Schmitt's common stock will continue to be listed and traded on the Nasdaq Capital Market during the 60-day grace period, subject to its compliance with the other continued listing requirements of the Nasdaq Capital Market.
Schmitt has determined that its financial statements as of and for the quarterly periods ended from August 31, 2021 through February 28, 2022 (collectively, the "Non-Reliance Periods") included in the associated Form 10-Qs for the periods ended August 31, 2021, November 30, 2021 and February 28, 2022, including the comparative periods, filed with the Securities Exchange Commission (the "SEC"), (1) should no longer be relied upon due to certain errors in the ineffective application of cut-off procedures resulting primarily in the exclusion of certain general and administrative expenses from the statement of operations in the Company's financial statements during the fiscal year ended May 31, 2022 and (2) will require restatement. The Company's preliminary estimate is that the cumulative effect of these errors is a misstatement of $330,203 in under-recognized expenses over the first three quarters of its fiscal year; however such amount is subject to revision as the Company finalizes its analysis. For further information please refer to Schmitt's Current Report on Form 8-K filed with SEC on September 20, 2022.

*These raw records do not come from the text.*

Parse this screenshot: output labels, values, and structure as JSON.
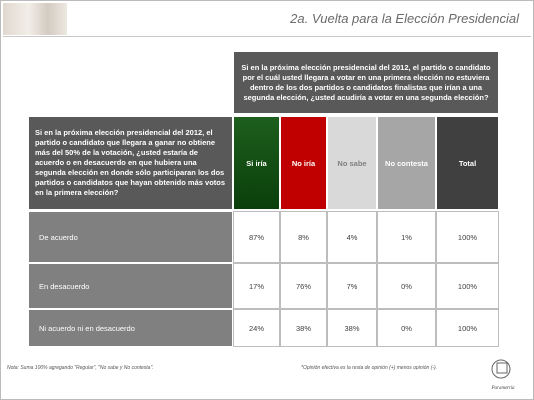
{
  "header": {
    "title": "2a. Vuelta para la Elección Presidencial"
  },
  "table": {
    "column_question": "Si en la próxima elección presidencial del 2012, el partido o candidato por el cuál usted llegara a votar en una primera elección no estuviera dentro de los dos partidos o candidatos finalistas que irían a una segunda elección, ¿usted acudiría a votar en una segunda elección?",
    "row_question": "Si en la próxima elección presidencial del 2012, el partido o candidato que llegara a ganar no obtiene más del 50% de la votación, ¿usted estaría de acuerdo o en desacuerdo en que hubiera una segunda elección en donde sólo participaran los dos partidos o candidatos que hayan obtenido más votos en la primera elección?",
    "columns": [
      "Si iría",
      "No iría",
      "No sabe",
      "No contesta",
      "Total"
    ],
    "rows": [
      [
        "De acuerdo",
        "87%",
        "8%",
        "4%",
        "1%",
        "100%"
      ],
      [
        "En desacuerdo",
        "17%",
        "76%",
        "7%",
        "0%",
        "100%"
      ],
      [
        "Ni acuerdo ni en desacuerdo",
        "24%",
        "38%",
        "38%",
        "0%",
        "100%"
      ]
    ]
  },
  "footer": {
    "note": "Nota: Suma 100% agregando \"Regular\", \"No sabe y No contesta\".",
    "note2": "*Opinión efectiva es la resta de opinión (+) menos opinión (-).",
    "logo": "Parametría"
  }
}
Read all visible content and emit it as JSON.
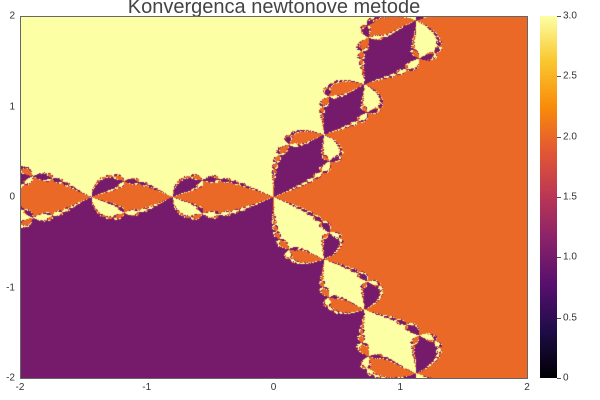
{
  "chart_data": {
    "type": "heatmap",
    "title": "Konvergenca newtonove metode",
    "xlim": [
      -2,
      2
    ],
    "ylim": [
      -2,
      2
    ],
    "x_ticks": [
      "-2",
      "-1",
      "0",
      "1",
      "2"
    ],
    "y_ticks": [
      "2",
      "1",
      "0",
      "-1",
      "-2"
    ],
    "colormap": "inferno",
    "colorbar": {
      "range": [
        0,
        3
      ],
      "ticks": [
        "3.0",
        "2.5",
        "2.0",
        "1.5",
        "1.0",
        "0.5",
        "0"
      ]
    },
    "regions": [
      {
        "area": "right",
        "value": 2,
        "color": "#ed6925"
      },
      {
        "area": "upper-left",
        "value": 3,
        "color": "#fcffa4"
      },
      {
        "area": "lower-left",
        "value": 1,
        "color": "#781c6d"
      },
      {
        "area": "non-converged points",
        "value": 0,
        "color": "#000004"
      }
    ]
  }
}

On September 17, 2022, the Company received notice of termination of the previously announced non-binding term sheet (the "Term Sheet") with Proton Green, LLC ("Proton Green") regarding the reverse merger with Proton Green and spin-off of Schmitt's Ample Hills business. As a result of the termination the transactions contemplated by the Term Sheet, as described in the Company's press release dated July 20, 2022, will not proceed.